I quickly settled into a simple routine of waking up early, eating a tasty breakfast, reading (The Road to Fatima Gate, can highly recommend to anyone interested in understanding the geopolitical mess that is the Middle East), doing some work, grabbing lunch and then cracking on a bit more in the afternoon. I found a fantastic vegetarian restaurant (called Loto Azul – the blue lotus!) a few blocks from the hostel and went there almost every day. How could I not? You can get a very generous tasty meal for around 3€, which is an absolute steal! It was during one of my visits to the restaurant that – due to the thick accent of one of the waitresses – I ended up with a glass of tamarind juice to accompany my food. Now, I’ve got nothing against tamarind (had never even heard about it) but let me tell you… it’s definitely an acquired taste. And one I clearly still haven’t acquired! Do not recommend. Not without a lot of sugar, at least.

Feeding time at the zoo!

I also went on several walks around La Candelaria, where the effects of the altitude forced me to pretty much slow down from my usual fast pace. Not an easy feat, let me tell you, but  breathing while wearing a mask was proving to be quite challenging. It would actually take me a couple of days (and a few litres of water) before I could climb a flight of stairs and not feel a light shortness of breath. My walks were limited to La Candelaria, the very charming historic district, and surrounding areas – with plans do a more thorough visit upon my return in a few months. There are many museums (most of them free!), squares, and churches to explore. I can’t wait!
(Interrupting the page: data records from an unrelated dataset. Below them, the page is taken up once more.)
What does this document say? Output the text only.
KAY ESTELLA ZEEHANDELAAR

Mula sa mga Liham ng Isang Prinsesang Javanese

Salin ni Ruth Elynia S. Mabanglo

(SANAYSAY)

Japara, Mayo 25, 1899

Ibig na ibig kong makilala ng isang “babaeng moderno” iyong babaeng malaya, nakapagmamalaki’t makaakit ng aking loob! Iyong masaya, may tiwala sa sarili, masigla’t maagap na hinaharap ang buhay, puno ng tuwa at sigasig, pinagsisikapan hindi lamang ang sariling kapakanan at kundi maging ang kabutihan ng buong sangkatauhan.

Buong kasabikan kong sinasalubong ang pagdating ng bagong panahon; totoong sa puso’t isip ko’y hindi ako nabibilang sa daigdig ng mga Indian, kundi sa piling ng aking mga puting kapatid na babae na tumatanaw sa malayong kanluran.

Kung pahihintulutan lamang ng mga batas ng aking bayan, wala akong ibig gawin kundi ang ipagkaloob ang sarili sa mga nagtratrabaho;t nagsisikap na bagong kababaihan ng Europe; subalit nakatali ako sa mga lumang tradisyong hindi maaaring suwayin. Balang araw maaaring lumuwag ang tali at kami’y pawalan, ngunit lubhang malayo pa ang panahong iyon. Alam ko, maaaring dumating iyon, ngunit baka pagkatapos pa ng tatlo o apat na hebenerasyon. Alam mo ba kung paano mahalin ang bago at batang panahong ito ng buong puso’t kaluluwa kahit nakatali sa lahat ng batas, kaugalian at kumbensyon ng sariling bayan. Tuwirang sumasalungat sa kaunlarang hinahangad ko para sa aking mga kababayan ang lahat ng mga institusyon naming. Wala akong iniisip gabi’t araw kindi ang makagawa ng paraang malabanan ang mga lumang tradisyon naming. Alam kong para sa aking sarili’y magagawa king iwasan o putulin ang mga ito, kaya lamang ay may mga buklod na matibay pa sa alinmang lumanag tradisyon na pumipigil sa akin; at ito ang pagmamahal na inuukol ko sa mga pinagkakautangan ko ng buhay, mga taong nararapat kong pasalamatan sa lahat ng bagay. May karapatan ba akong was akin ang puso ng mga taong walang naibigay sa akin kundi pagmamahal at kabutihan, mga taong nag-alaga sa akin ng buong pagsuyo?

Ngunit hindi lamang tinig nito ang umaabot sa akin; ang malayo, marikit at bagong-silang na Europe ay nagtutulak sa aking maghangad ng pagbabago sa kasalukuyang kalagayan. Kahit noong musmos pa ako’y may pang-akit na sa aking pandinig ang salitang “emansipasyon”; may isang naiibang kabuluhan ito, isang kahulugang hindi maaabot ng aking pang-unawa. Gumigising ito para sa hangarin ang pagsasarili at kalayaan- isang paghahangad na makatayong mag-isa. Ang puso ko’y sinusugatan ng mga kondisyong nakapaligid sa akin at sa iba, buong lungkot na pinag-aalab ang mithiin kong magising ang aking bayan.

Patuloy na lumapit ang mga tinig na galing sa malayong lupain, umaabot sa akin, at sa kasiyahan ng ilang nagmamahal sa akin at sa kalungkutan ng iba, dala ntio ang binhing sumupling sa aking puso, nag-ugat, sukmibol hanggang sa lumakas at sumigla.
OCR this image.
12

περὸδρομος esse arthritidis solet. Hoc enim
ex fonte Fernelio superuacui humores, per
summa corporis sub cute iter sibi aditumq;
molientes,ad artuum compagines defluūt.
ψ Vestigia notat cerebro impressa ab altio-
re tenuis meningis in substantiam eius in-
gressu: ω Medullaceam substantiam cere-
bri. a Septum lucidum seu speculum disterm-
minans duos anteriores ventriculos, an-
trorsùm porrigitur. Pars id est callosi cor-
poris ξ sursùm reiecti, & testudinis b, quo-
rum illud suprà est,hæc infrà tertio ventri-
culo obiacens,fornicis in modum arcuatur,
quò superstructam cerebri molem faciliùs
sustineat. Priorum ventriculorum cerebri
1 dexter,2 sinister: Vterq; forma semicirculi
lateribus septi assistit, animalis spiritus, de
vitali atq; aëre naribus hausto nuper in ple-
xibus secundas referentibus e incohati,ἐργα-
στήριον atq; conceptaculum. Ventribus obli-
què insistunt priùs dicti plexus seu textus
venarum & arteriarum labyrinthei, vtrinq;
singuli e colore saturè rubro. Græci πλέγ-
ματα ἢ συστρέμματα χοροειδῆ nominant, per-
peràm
The colonial charm of La Candelaria.
Bustling Carrera 7, the heart of the downtown.

Before I left Portugal I was worried it would be cold in Bogotá because the weather forecast predicted lower temperatures than Lisbon and a huge chance of rain. However, the cold seemed pretty tame in comparison despite the altitude. Probably something to do with the fact Lisbon is “blessed” with a chilly Atlantic breeze? I’m no weather expert, but I wouldn’t be surprised. Either way, I mostly walked around in a long sleeve or light jacket and wasn’t cold once. It didn’t really rain during my stay except for the one time where it rained. Hard. Did I get caught in the middle of it? Of course I did! And I can assure you hilly cities with less-than-great drainage systems and torrential rains do not go hand in hand. My feet got soaked very quickly as I attempted to cross the flooded roads on my way back to the hostel.

When it rains, it pours.

When I woke up in Bogotá the morning after I arrived (and every morning after that) I felt inspired to make things happen, which was exactly what I’d been after – I felt rejuvenated, sort of. Walking around town and soaking up the atmosphere gave me an energy boost that allowed me not to lose my focus. I was in Colombia for a reason – no excuses this time around, right? Contrary to last time, I fell in love with the city right away. It welcomed me with open arms and made me feel part of it, which is something that doesn’t happen all the time. And when it does, I embrace it. I liked Bogotá so much I did wonder whether going to Santa Marta after a week was actually the right decision. But that’s a tale for another day!